In my world, that of a transwoman, coming out means there are allies and opposition. I admit, I had not expected a third party to arise, those that tune out completely. Blinders are put in place and they will not accept new information, or acknowledge it. I spoke to my youngest brother, Paul today, and we had what amounted to a decent conversation. Perhaps he is trying to spare my feelings about how he really feels or perhaps he is really that indifferent. I know, it sounds like indifferent would be a great way to go, just a life as usual situation. However, Paul was the little brother that followed me around, who thought I was much cooler than I ever was. As we grew up, he became aware of my faults and found his own way. Now, the older brother he thought he had is his older sister. For him this is a new thing, perhaps he believes I was somehow lying to him or tricking him. It’s a reaction I have been waiting for, that erroneous thought that who I am is somehow a sleight of hand.
I haven’t heard from Scott yet. I sent him an email about my coming out several weeks ago. I know that not everyone checks emails regularly like I do, but that doesn’t stop me from wondering. I would like this all over, good or bad. I accept he may need time to process, or he may never respond to me at all. In any case, I’ve done all I can, it will be up to Scott to decide his own actions.
I got my hair cut a couple of days ago, it was getting just a bit rough and I decided to get it cut short again. Before I went to Great Cuts (yes, I know), I was working at my desk which is rare and one of my female coworkers walked by and said you should let your hair grow out. Normally, I would think she was just making an offhand comment, but she had noticed a few weeks ago that my nails had clear lacquer on them and commented on the length. She wasn’t commenting in a judgmental way, but more in a surprised way. I think that she is noticing the subtle signs and the hair comment was an addition to that. Her comment made me think though, why do I keep getting my hair cut short? Mostly, it’s because I’m still behind that mask for work and to alter it would be to disrupt the illusion. But also, because my hair gets very hard to maintain before it gets to mid-length and I look very ragged. It takes forever to get out of that ragged area and into longer hair, which I used to have about 15 years ago.
I have decided, however, to finally let my hair grow out. So, I received a haircut this final time and from now on it will be only shallow trims to just keep the raggedness at a minimum. I love my wig, well I love the look of it and while I realize that it will not look that way because my hair is different, I really want the length and color. I loved my hair long before, but I could never give a reason not to get it cut to a “professional” men’s length without giving away who I really am. So, at the urging of my manager one day, I cut it off to put forward a more professional male persona as I was trying to get a better position. I regretted it the moment I did it, and I felt a traitor to myself. And into the darkness of my mask I sank, while going through a divorce and custody battle. It wasn’t the best time for me, and despite being through a war, this time in my life was far worse.
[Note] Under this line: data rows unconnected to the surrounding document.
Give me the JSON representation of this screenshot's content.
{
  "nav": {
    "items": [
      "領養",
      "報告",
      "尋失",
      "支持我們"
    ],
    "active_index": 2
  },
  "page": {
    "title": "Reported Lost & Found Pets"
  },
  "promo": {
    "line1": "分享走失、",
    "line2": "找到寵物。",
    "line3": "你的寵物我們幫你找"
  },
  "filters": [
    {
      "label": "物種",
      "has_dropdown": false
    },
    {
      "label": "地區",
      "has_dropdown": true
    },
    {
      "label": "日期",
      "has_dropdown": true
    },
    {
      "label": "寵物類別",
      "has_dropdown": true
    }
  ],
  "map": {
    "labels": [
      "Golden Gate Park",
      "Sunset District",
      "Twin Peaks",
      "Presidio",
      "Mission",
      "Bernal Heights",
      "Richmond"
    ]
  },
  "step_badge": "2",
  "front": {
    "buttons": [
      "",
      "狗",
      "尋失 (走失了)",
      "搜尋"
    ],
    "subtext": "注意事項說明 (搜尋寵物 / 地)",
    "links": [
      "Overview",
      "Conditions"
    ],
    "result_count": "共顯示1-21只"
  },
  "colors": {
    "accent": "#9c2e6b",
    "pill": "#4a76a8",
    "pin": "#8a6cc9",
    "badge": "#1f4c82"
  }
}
I find myself wondering if anyone has tried small-stepping into transition at work. One little piece at a time, and then eventually one day they would realize you are in full girl mode, but by then it would be too uncomfortable for them to broach the subject. I am sure that this will not be the case, but one can hope to just slide into the transition with minimum issue. Yes, sometimes I live in a fantasy land, complete with unicorns and fatty foods that make you lose weight.
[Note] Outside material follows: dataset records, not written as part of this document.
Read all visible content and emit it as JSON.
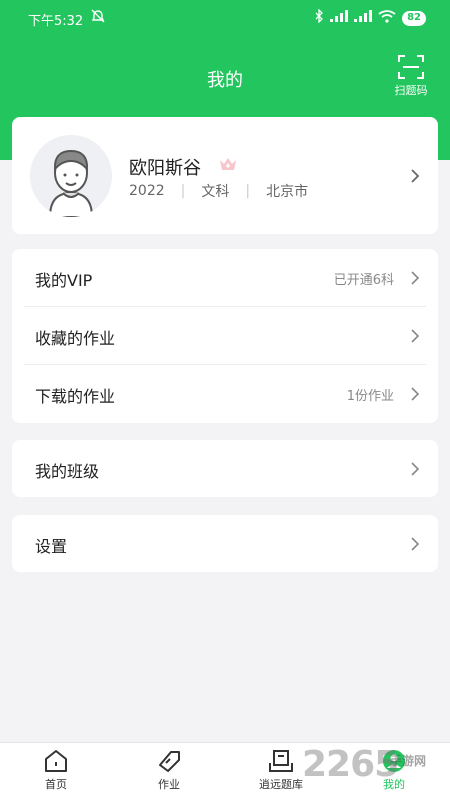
{
  "status_bar": {
    "time": "下午5:32",
    "battery": "82"
  },
  "nav": {
    "title": "我的",
    "scan_label": "扫题码"
  },
  "profile": {
    "name": "欧阳斯谷",
    "year": "2022",
    "subject": "文科",
    "city": "北京市"
  },
  "menu_group1": [
    {
      "label": "我的VIP",
      "value": "已开通6科"
    },
    {
      "label": "收藏的作业",
      "value": ""
    },
    {
      "label": "下载的作业",
      "value": "1份作业"
    }
  ],
  "menu_group2": [
    {
      "label": "我的班级"
    }
  ],
  "menu_group3": [
    {
      "label": "设置"
    }
  ],
  "tabbar": [
    {
      "label": "首页",
      "icon": "home-icon"
    },
    {
      "label": "作业",
      "icon": "tag-icon"
    },
    {
      "label": "逍远题库",
      "icon": "book-icon"
    },
    {
      "label": "我的",
      "icon": "profile-icon",
      "active": true
    }
  ],
  "watermark": {
    "text": "2265",
    "small": "手游网"
  },
  "colors": {
    "accent": "#22c55e",
    "background": "#f3f3f5"
  }
}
Our dog, Mabel, who has been our loving and stalwart companion died on Wednesday. She was 15 years old, based on the veterinarian’s guess. She was a stray that my wife’s sister had found, then we claimed her. She was afraid of people and ceiling fans. She lived 8 wonderful, happy, ceiling fan free years with us. Mabel loved to tear apart plushy toys, but only the ones that were hers. She loved barking at cyclists going down our street and at people insane enough to ring our doorbell. Mabel was kind and loving, never biting in anger and showed extreme patience with our children. I didn’t see her go, my wife and son were there for her. I wish I had been there, though it would have torn my heart to see her go. One last ear scratch, one last kiss on her head. I don’t know by what criteria dogs are allowed into a peaceful, sunny field with plenty of bunnies to chase and all the bacon treats and belly rubs a puppy could want, but I know Mabel should get that. Mabel was a good dog.